Human Rights, Democracy, and the Conception of Persons as Equals
CONCORDIA UNIVERSITY, Henry F. Hall Building, room H-1220, 1455 De Maisonneuve W., Montreal, Quebec H3G 1M8
Philosophy Lecture Series talk with Jiewuh Song, Post-doctoral Fellow, Yale University, organized by the McGill Centre for Human Rights & Legal Pluralism, and the Department of Political Science of Concordia University.

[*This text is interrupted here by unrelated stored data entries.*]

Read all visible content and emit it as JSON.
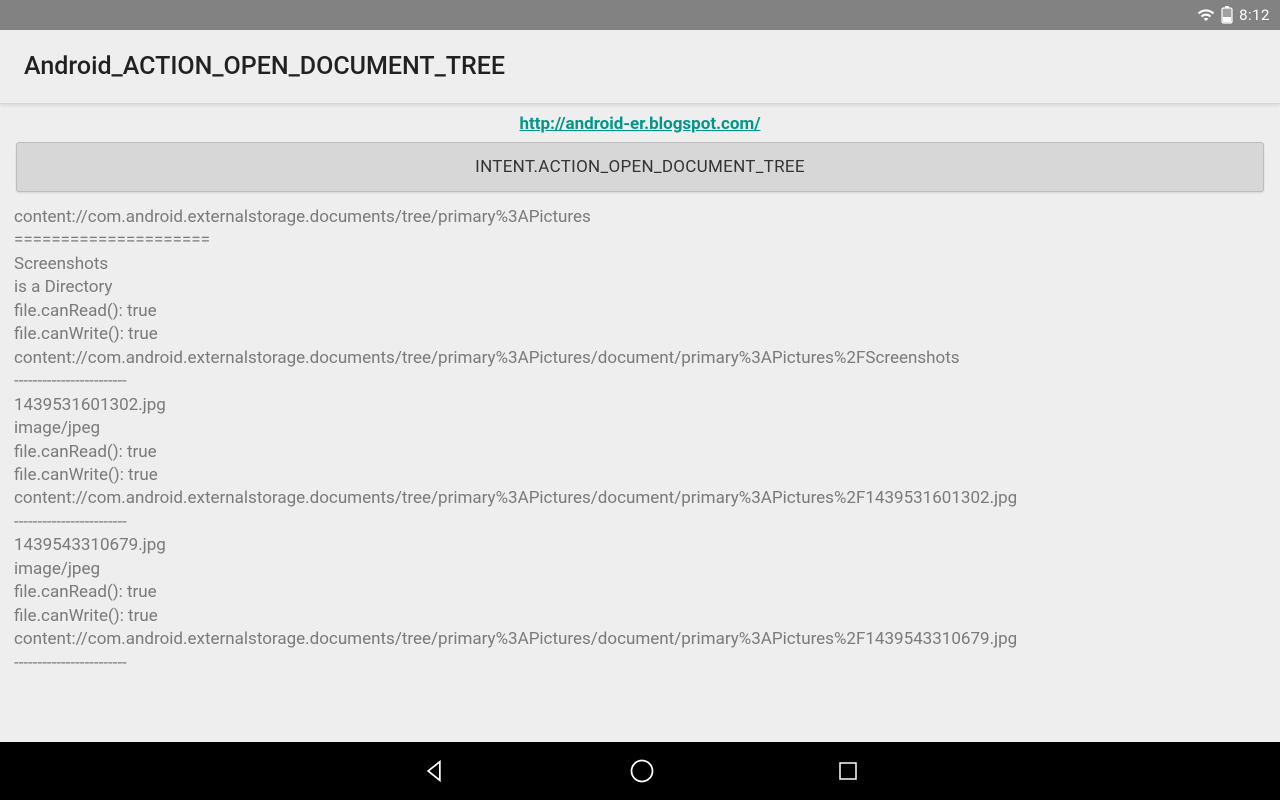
{
  "status": {
    "time": "8:12"
  },
  "appbar": {
    "title": "Android_ACTION_OPEN_DOCUMENT_TREE"
  },
  "link": {
    "url": "http://android-er.blogspot.com/",
    "text": "http://android-er.blogspot.com/"
  },
  "button": {
    "label": "INTENT.ACTION_OPEN_DOCUMENT_TREE"
  },
  "output": {
    "root_uri": "content://com.android.externalstorage.documents/tree/primary%3APictures",
    "separator_major": "=====================",
    "separator_minor": "------------------------",
    "entries": [
      {
        "name": "Screenshots",
        "type": "is a Directory",
        "canRead": "file.canRead(): true",
        "canWrite": "file.canWrite(): true",
        "uri": "content://com.android.externalstorage.documents/tree/primary%3APictures/document/primary%3APictures%2FScreenshots"
      },
      {
        "name": "1439531601302.jpg",
        "type": "image/jpeg",
        "canRead": "file.canRead(): true",
        "canWrite": "file.canWrite(): true",
        "uri": "content://com.android.externalstorage.documents/tree/primary%3APictures/document/primary%3APictures%2F1439531601302.jpg"
      },
      {
        "name": "1439543310679.jpg",
        "type": "image/jpeg",
        "canRead": "file.canRead(): true",
        "canWrite": "file.canWrite(): true",
        "uri": "content://com.android.externalstorage.documents/tree/primary%3APictures/document/primary%3APictures%2F1439543310679.jpg"
      }
    ]
  }
}
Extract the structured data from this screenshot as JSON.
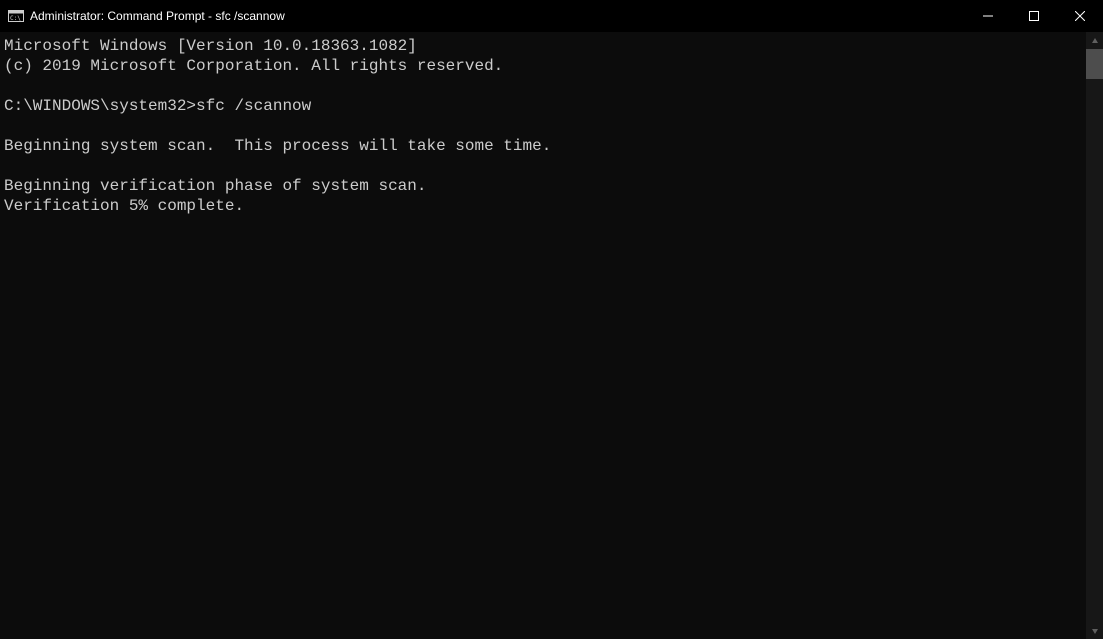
{
  "titlebar": {
    "title": "Administrator: Command Prompt - sfc  /scannow"
  },
  "terminal": {
    "version_text": "Microsoft Windows [Version 10.0.18363.1082]",
    "copyright_text": "(c) 2019 Microsoft Corporation. All rights reserved.",
    "prompt_path": "C:\\WINDOWS\\system32>",
    "command": "sfc /scannow",
    "scan_start": "Beginning system scan.  This process will take some time.",
    "verification_start": "Beginning verification phase of system scan.",
    "verification_progress": "Verification 5% complete."
  }
}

Dr Song holds a Ph.D. in Philosophy (2013) and a J.D. (2006), both from Harvard University. Her research interests cover political philosophy, philosophy of law, international law, and normative ethics.
Abstract
Professor Song will argue for a human right to democracy. She understands this right as offering, in a way that is consistent with understanding persons as equals, (i) an institutional safeguard against threats to basic interests in political participation; and (ii) a solution to the problem of coordinating diverse political opinions. Her argument issues from a general account of human rights as including in their content a conception of persons as equals. It is thus also a rejection of what she calls the discontinuity thesis, or the influential view that democracy is robustly egalitarian in a way that human rights are not. She argues that the considerations to which proponents of the discontinuity thesis appeal—about political obligation, self-determination, and toleration—fail to make the thesis persuasive.